As Greta and I sit cross-legged on the plush beige carpet in her living room, I realise there’s heat coming from those vents in the floor by the walls. I lean over, putting a hand over a vent and the warm air tickles my palm.
“Central heating,” Greta shrugs, as if it’s been around forever.
I’ve never heard of it! At my house, we use fans in the summer and oil heaters in winter. And we’re only a few streets away! When will we get these modern features?
Greta’s parents are in the kitchen. Raised voices between them I haven’t heard before. But this is only my second time here. Their German shepherd is panting, pacing from room to room, but Greta doesn’t notice any of it.
We chat about school as Suzi Quatro’s Can The Can album spins on the turntable, and I half listen to Greta, half to Suzi. I saw her film clip for The Wild One on Countdown the other week, but I only have that on cassette. I drew a picture of her in my school workbook, too. I really want to be a rock singer when I grow up – just like Suzi! I’ve already thought up a new name: Ginny Quantro. My brother teases me; he thinks it’s daggy and I wish I’d never told him.
I can’t stop gazing at the album cover. There’s Suzi in black and white, in the middle: tight jeans and leather jacket, hands on her hips, body facing sideways but her face turned front, eyes staring straight at the camera. She doesn’t look up herself or anything, just confident. Not fazed by the three tough-looking guys from her band surrounding her, all in singlets – one’s even swigging from a bottle of beer! She’s not worried what anyone thinks. Cos she’s Suzi Quatro! Little like me, but larger than life!
I notice the tiny star tattoo on Suzi’s outside right wrist. I’d love a tattoo like that. It’s only small, but Mum would kill me. And I don’t think they let nine-year-olds in tattoo parlours.
Mum would kill me if I hung around with bikie-looking guys too. She often tut-tuts about the trouble they and those sharpies get into, when she reads it in the newspaper.
Ooh, Glycerine Queen! It’s only my second time hearing it, but it’s my favourite song on the album! Maybe Greta will let me tape it. I find it hard not to move my lips to whisper along with the chorus, but I know that would be rude.
Glycerine Queen fightin’ hard to win
Glycerine Queen, Glycerine Queen
What’s the matter, Queenie, won’t they let you in?
Glycerine Queen, Glycerine Queen
… What is a Glycerine Queen, anyway?
Greta’s voice wafts back into my consciousness, so I make eye contact, smile and nod a little, hoping she doesn’t ask me something about whatever she just said.
Greta’s different when Bridget’s not around. She’s warmer, friendlier … talks more.
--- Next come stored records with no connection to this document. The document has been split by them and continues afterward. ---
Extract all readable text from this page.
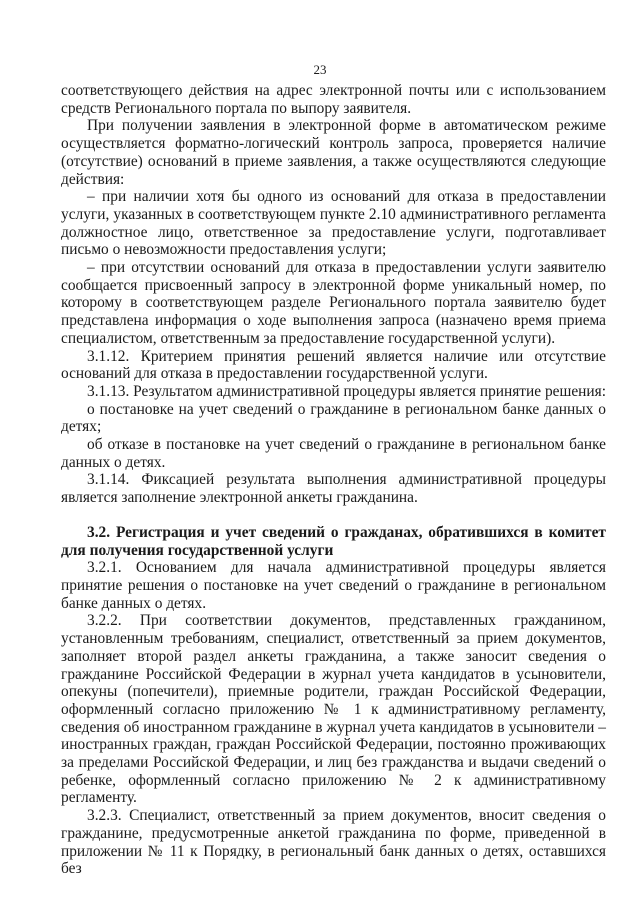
23

соответствующего действия на адрес электронной почты или с использованием средств Регионального портала по выпору заявителя.

При получении заявления в электронной форме в автоматическом режиме осуществляется форматно-логический контроль запроса, проверяется наличие (отсутствие) оснований в приеме заявления, а также осуществляются следующие действия:

– при наличии хотя бы одного из оснований для отказа в предоставлении услуги, указанных в соответствующем пункте 2.10 административного регламента должностное лицо, ответственное за предоставление услуги, подготавливает письмо о невозможности предоставления услуги;

– при отсутствии оснований для отказа в предоставлении услуги заявителю сообщается присвоенный запросу в электронной форме уникальный номер, по которому в соответствующем разделе Регионального портала заявителю будет представлена информация о ходе выполнения запроса (назначено время приема специалистом, ответственным за предоставление государственной услуги).

3.1.12. Критерием принятия решений является наличие или отсутствие оснований для отказа в предоставлении государственной услуги.

3.1.13. Результатом административной процедуры является принятие решения:

о постановке на учет сведений о гражданине в региональном банке данных о детях;

об отказе в постановке на учет сведений о гражданине в региональном банке данных о детях.

3.1.14. Фиксацией результата выполнения административной процедуры является заполнение электронной анкеты гражданина.

3.2. Регистрация и учет сведений о гражданах, обратившихся в комитет для получения государственной услуги

3.2.1. Основанием для начала административной процедуры является принятие решения о постановке на учет сведений о гражданине в региональном банке данных о детях.

3.2.2. При соответствии документов, представленных гражданином, установленным требованиям, специалист, ответственный за прием документов, заполняет второй раздел анкеты гражданина, а также заносит сведения о гражданине Российской Федерации в журнал учета кандидатов в усыновители, опекуны (попечители), приемные родители, граждан Российской Федерации, оформленный согласно приложению № 1 к административному регламенту, сведения об иностранном гражданине в журнал учета кандидатов в усыновители – иностранных граждан, граждан Российской Федерации, постоянно проживающих за пределами Российской Федерации, и лиц без гражданства и выдачи сведений о ребенке, оформленный согласно приложению № 2 к административному регламенту.

3.2.3. Специалист, ответственный за прием документов, вносит сведения о гражданине, предусмотренные анкетой гражданина по форме, приведенной в приложении № 11 к Порядку, в региональный банк данных о детях, оставшихся без
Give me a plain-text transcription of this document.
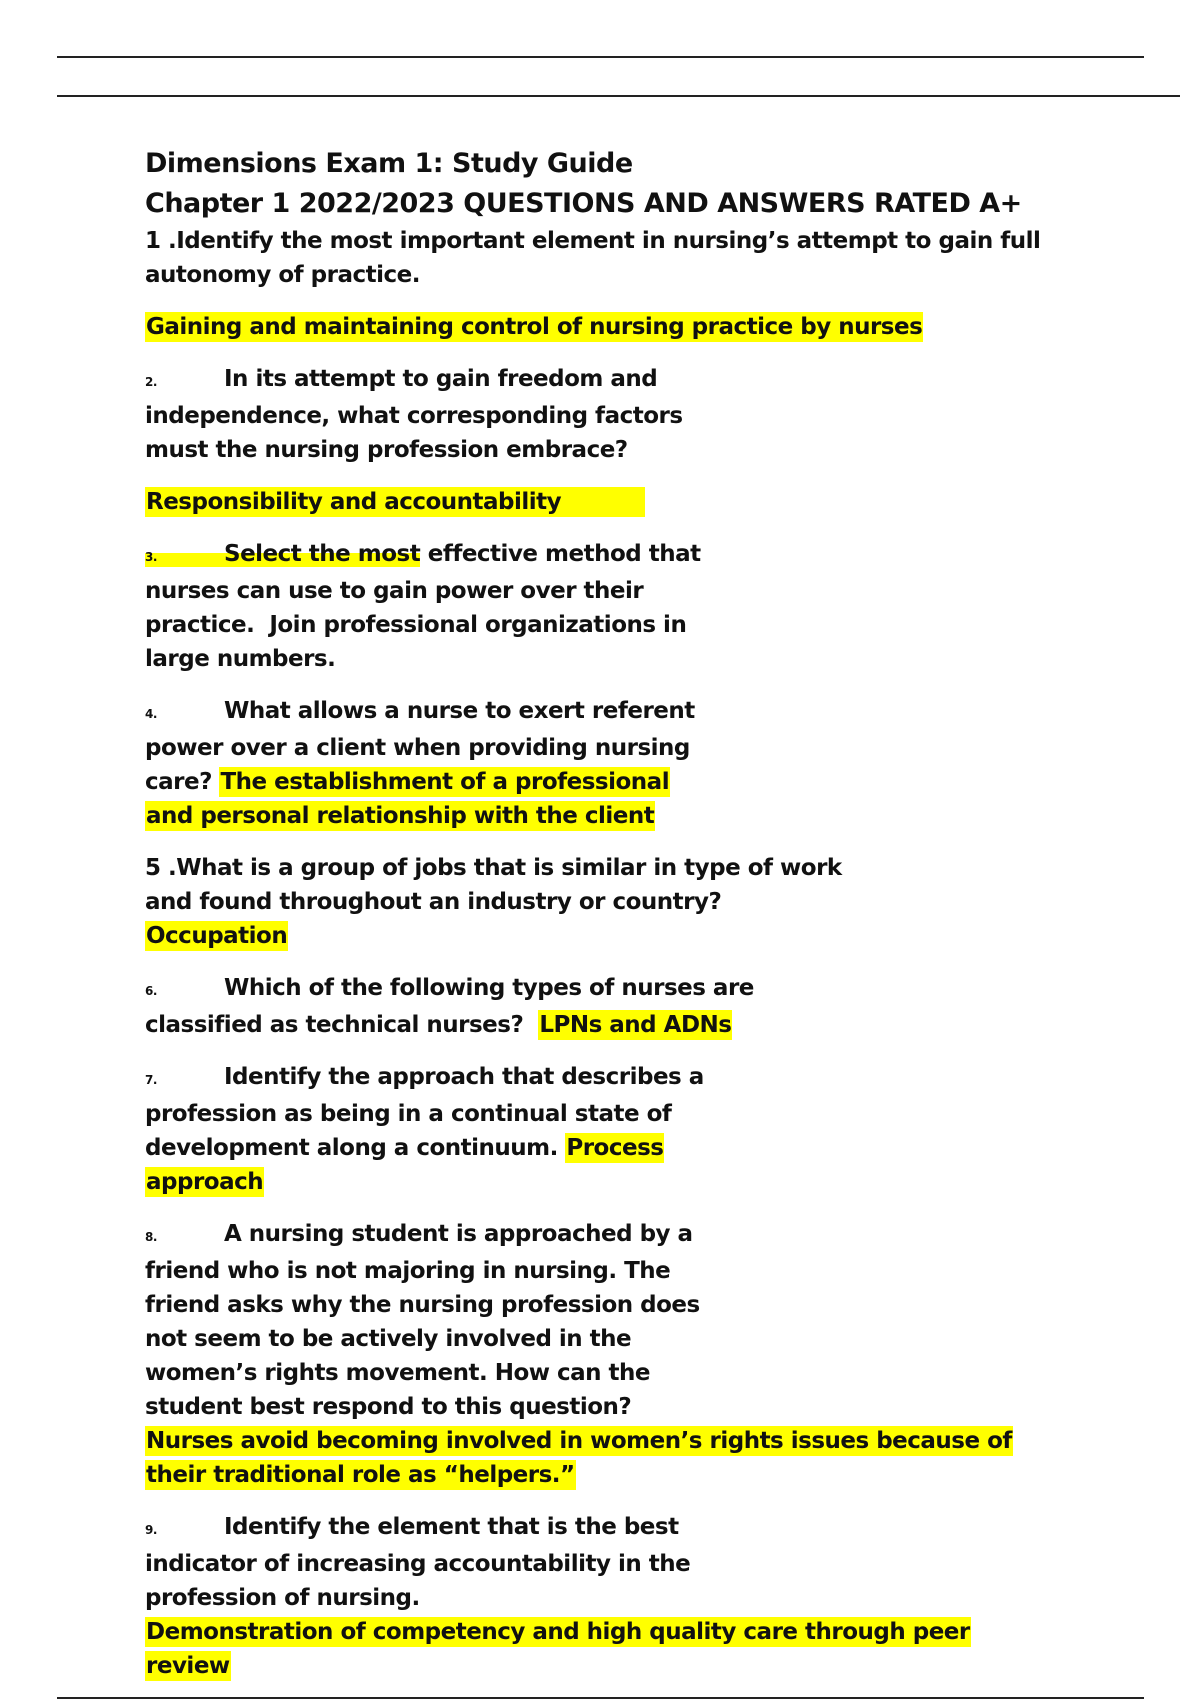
Dimensions Exam 1: Study Guide

Chapter 1 2022/2023 QUESTIONS AND ANSWERS RATED A+

1 .Identify the most important element in nursing’s attempt to gain full autonomy of practice.

Gaining and maintaining control of nursing practice by nurses

2.	In its attempt to gain freedom and independence, what corresponding factors must the nursing profession embrace?

Responsibility and accountability

3.	Select the most effective method that nurses can use to gain power over their practice. Join professional organizations in large numbers.

4.	What allows a nurse to exert referent power over a client when providing nursing care? The establishment of a professional and personal relationship with the client

5 .What is a group of jobs that is similar in type of work and found throughout an industry or country?
Occupation

6.	Which of the following types of nurses are classified as technical nurses? LPNs and ADNs

7.	Identify the approach that describes a profession as being in a continual state of development along a continuum. Process approach

8.	A nursing student is approached by a friend who is not majoring in nursing. The friend asks why the nursing profession does not seem to be actively involved in the women’s rights movement. How can the student best respond to this question?

Nurses avoid becoming involved in women’s rights issues because of their traditional role as “helpers.”

9.	Identify the element that is the best indicator of increasing accountability in the profession of nursing.

Demonstration of competency and high quality care through peer review
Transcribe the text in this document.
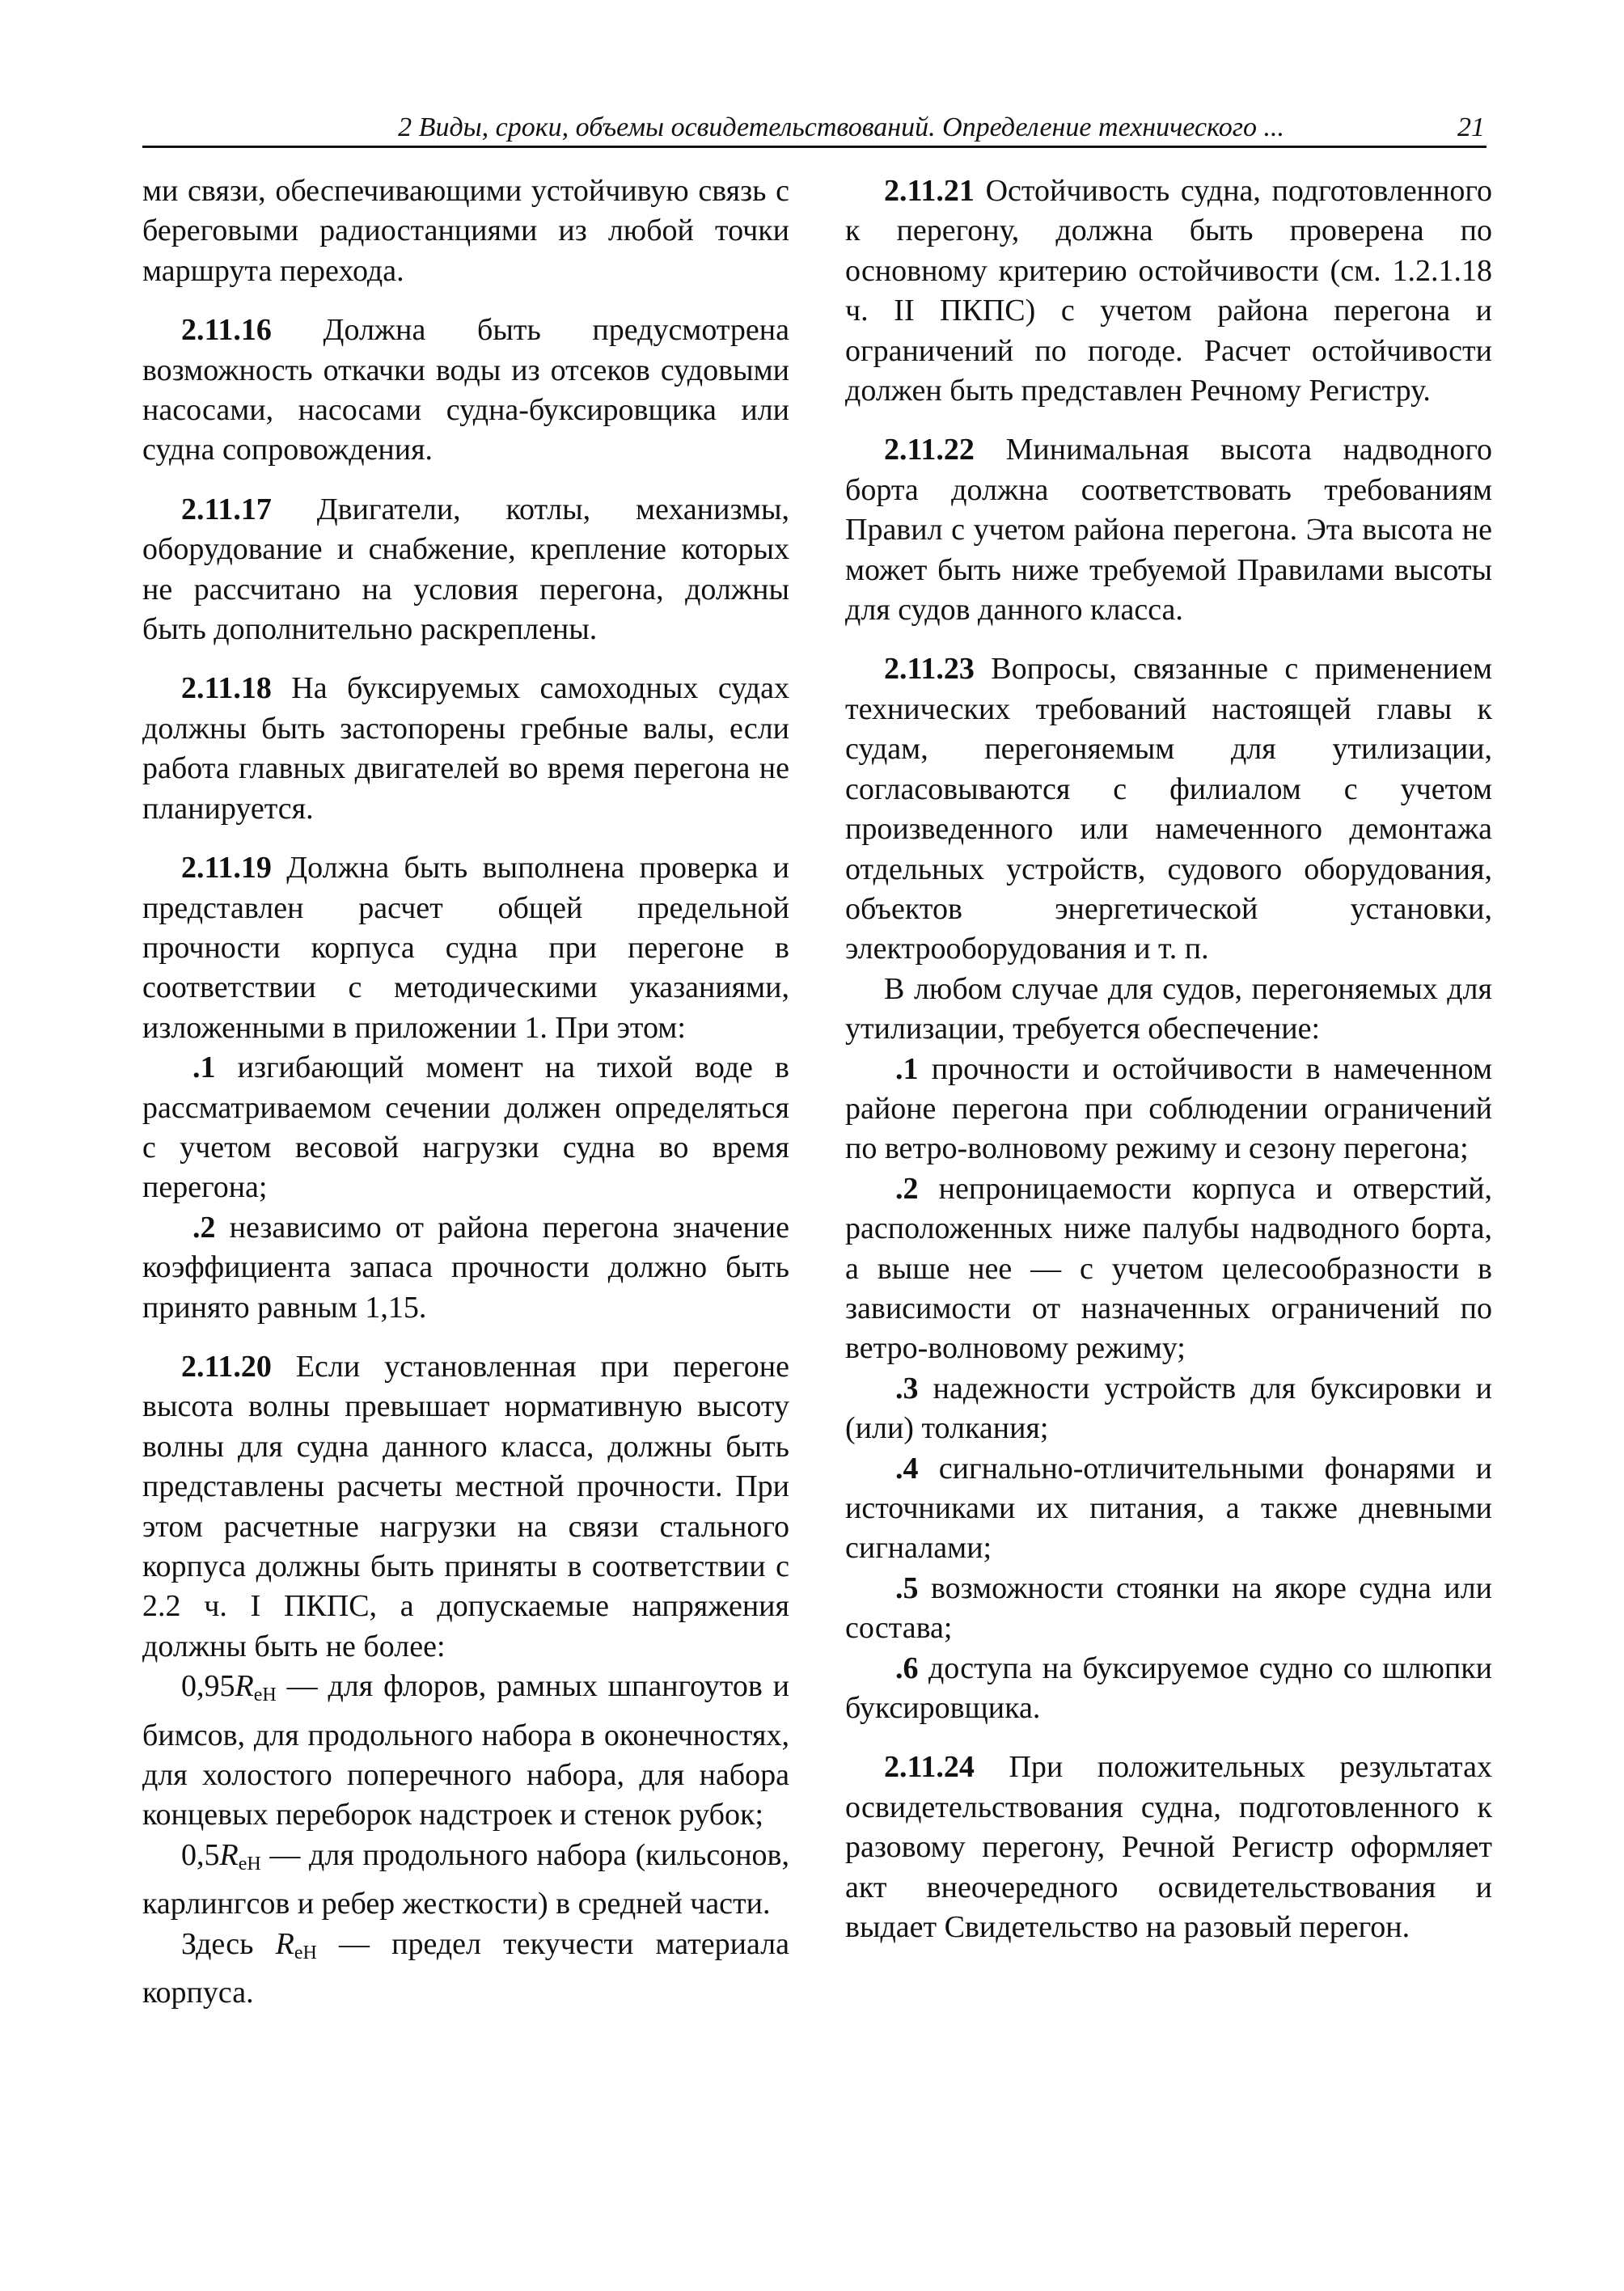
2 Виды, сроки, объемы освидетельствований. Определение технического ...	21

ми связи, обеспечивающими устойчивую связь с береговыми радиостанциями из любой точки маршрута перехода.

2.11.16 Должна быть предусмотрена возможность откачки воды из отсеков судовыми насосами, насосами судна-буксировщика или судна сопровождения.

2.11.17 Двигатели, котлы, механизмы, оборудование и снабжение, крепление которых не рассчитано на условия перегона, должны быть дополнительно раскреплены.

2.11.18 На буксируемых самоходных судах должны быть застопорены гребные валы, если работа главных двигателей во время перегона не планируется.

2.11.19 Должна быть выполнена проверка и представлен расчет общей предельной прочности корпуса судна при перегоне в соответствии с методическими указаниями, изложенными в приложении 1. При этом:

.1 изгибающий момент на тихой воде в рассматриваемом сечении должен определяться с учетом весовой нагрузки судна во время перегона;

.2 независимо от района перегона значение коэффициента запаса прочности должно быть принято равным 1,15.

2.11.20 Если установленная при перегоне высота волны превышает нормативную высоту волны для судна данного класса, должны быть представлены расчеты местной прочности. При этом расчетные нагрузки на связи стального корпуса должны быть приняты в соответствии с 2.2 ч. I ПКПС, а допускаемые напряжения должны быть не более:

$0,95R_{eH}$ — для флоров, рамных шпангоутов и бимсов, для продольного набора в оконечностях, для холостого поперечного набора, для набора концевых переборок надстроек и стенок рубок;

$0,5R_{eH}$ — для продольного набора (кильсонов, карлингсов и ребер жесткости) в средней части.

Здесь $R_{eH}$ — предел текучести материала корпуса.

2.11.21 Остойчивость судна, подготовленного к перегону, должна быть проверена по основному критерию остойчивости (см. 1.2.1.18 ч. II ПКПС) с учетом района перегона и ограничений по погоде. Расчет остойчивости должен быть представлен Речному Регистру.

2.11.22 Минимальная высота надводного борта должна соответствовать требованиям Правил с учетом района перегона. Эта высота не может быть ниже требуемой Правилами высоты для судов данного класса.

2.11.23 Вопросы, связанные с применением технических требований настоящей главы к судам, перегоняемым для утилизации, согласовываются с филиалом с учетом произведенного или намеченного демонтажа отдельных устройств, судового оборудования, объектов энергетической установки, электрооборудования и т. п.

В любом случае для судов, перегоняемых для утилизации, требуется обеспечение:

.1 прочности и остойчивости в намеченном районе перегона при соблюдении ограничений по ветро-волновому режиму и сезону перегона;

.2 непроницаемости корпуса и отверстий, расположенных ниже палубы надводного борта, а выше нее — с учетом целесообразности в зависимости от назначенных ограничений по ветро-волновому режиму;

.3 надежности устройств для буксировки и (или) толкания;

.4 сигнально-отличительными фонарями и источниками их питания, а также дневными сигналами;

.5 возможности стоянки на якоре судна или состава;

.6 доступа на буксируемое судно со шлюпки буксировщика.

2.11.24 При положительных результатах освидетельствования судна, подготовленного к разовому перегону, Речной Регистр оформляет акт внеочередного освидетельствования и выдает Свидетельство на разовый перегон.
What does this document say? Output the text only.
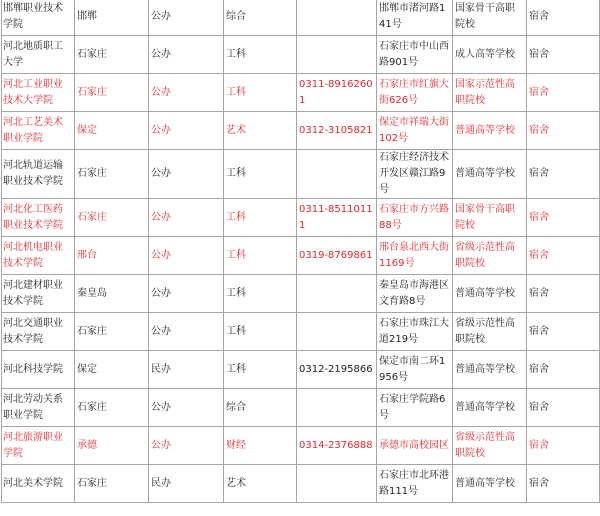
邯郸职业技术学院	邯郸	公办	综合		邯郸市渚河路141号	国家骨干高职院校	宿舍
河北地质职工大学	石家庄	公办	工科		石家庄市中山西路901号	成人高等学校	宿舍
河北工业职业技术大学院	石家庄	公办	工科	0311-89162601	石家庄市红旗大街626号	国家示范性高职院校	宿舍
河北工艺美术职业学院	保定	公办	艺术	0312-3105821	保定市祥瑞大街102号	普通高等学校	宿舍
河北轨道运输职业技术学院	石家庄	公办	工科		石家庄经济技术开发区赣江路9号	普通高等学校	宿舍
河北化工医药职业技术学院	石家庄	公办	工科	0311-85110111	石家庄市方兴路88号	国家骨干高职院校	宿舍
河北机电职业技术学院	邢台	公办	工科	0319-8769861	邢台泉北西大街1169号	省级示范性高职院校	宿舍
河北建材职业技术学院	秦皇岛	公办	工科		秦皇岛市海港区文育路8号	普通高等学校	宿舍
河北交通职业技术学院	石家庄	公办	工科		石家庄市珠江大道219号	省级示范性高职院校	宿舍
河北科技学院	保定	民办	工科	0312-2195866	保定市南二环1956号	普通高等学校	宿舍
河北劳动关系职业学院	石家庄	公办	综合		石家庄学院路6号	普通高等学校	宿舍
河北旅游职业学院	承德	公办	财经	0314-2376888	承德市高校园区	省级示范性高职院校	宿舍
河北美术学院	石家庄	民办	艺术		石家庄市北环港路111号	普通高等学校	宿舍
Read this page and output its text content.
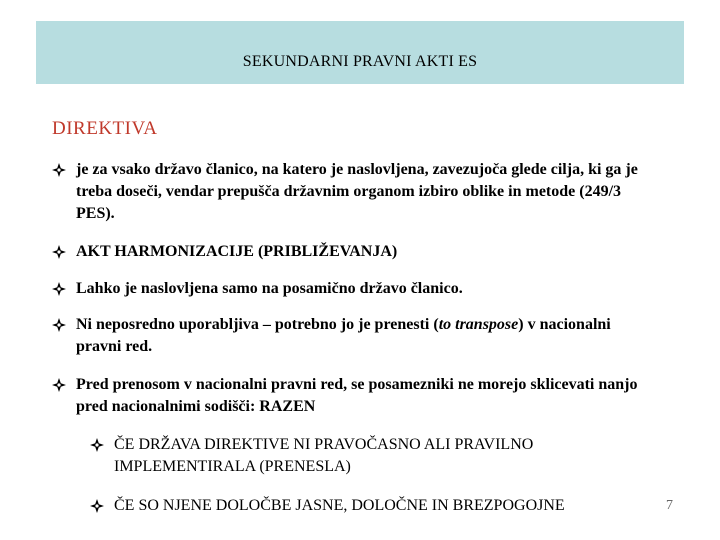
SEKUNDARNI PRAVNI AKTI ES
DIREKTIVA
je za vsako državo članico, na katero je naslovljena, zavezujoča glede cilja, ki ga je treba doseči, vendar prepušča državnim organom izbiro oblike in metode (249/3 PES).
AKT HARMONIZACIJE (PRIBLIŽEVANJA)
Lahko je naslovljena samo na posamično državo članico.
Ni neposredno uporabljiva – potrebno jo je prenesti (to transpose) v nacionalni pravni red.
Pred prenosom v nacionalni pravni red, se posamezniki ne morejo sklicevati nanjo pred nacionalnimi sodišči: RAZEN
ČE DRŽAVA DIREKTIVE NI PRAVOČASNO ALI PRAVILNO IMPLEMENTIRALA (PRENESLA)
ČE SO NJENE DOLOČBE JASNE, DOLOČNE IN BREZPOGOJNE	7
I feel relaxed in her company – unlike when I’m with Bridget, who’s all loud and talks too much. Bridget’s mum is loud too, but I like her. She and my Dad make each other laugh.
I don’t feel so short, stupid and insignificant with Greta, so I much prefer waiting here for Dad to pick me up.
And I’m thrilled when she lets me borrow her Suzi Quatro album that day.
Later, as we transition from primary to high school, Greta and I drift apart and I forget to give it back to her.
It’s still in my collection all these years later and I don’t know if I should track her down to return it.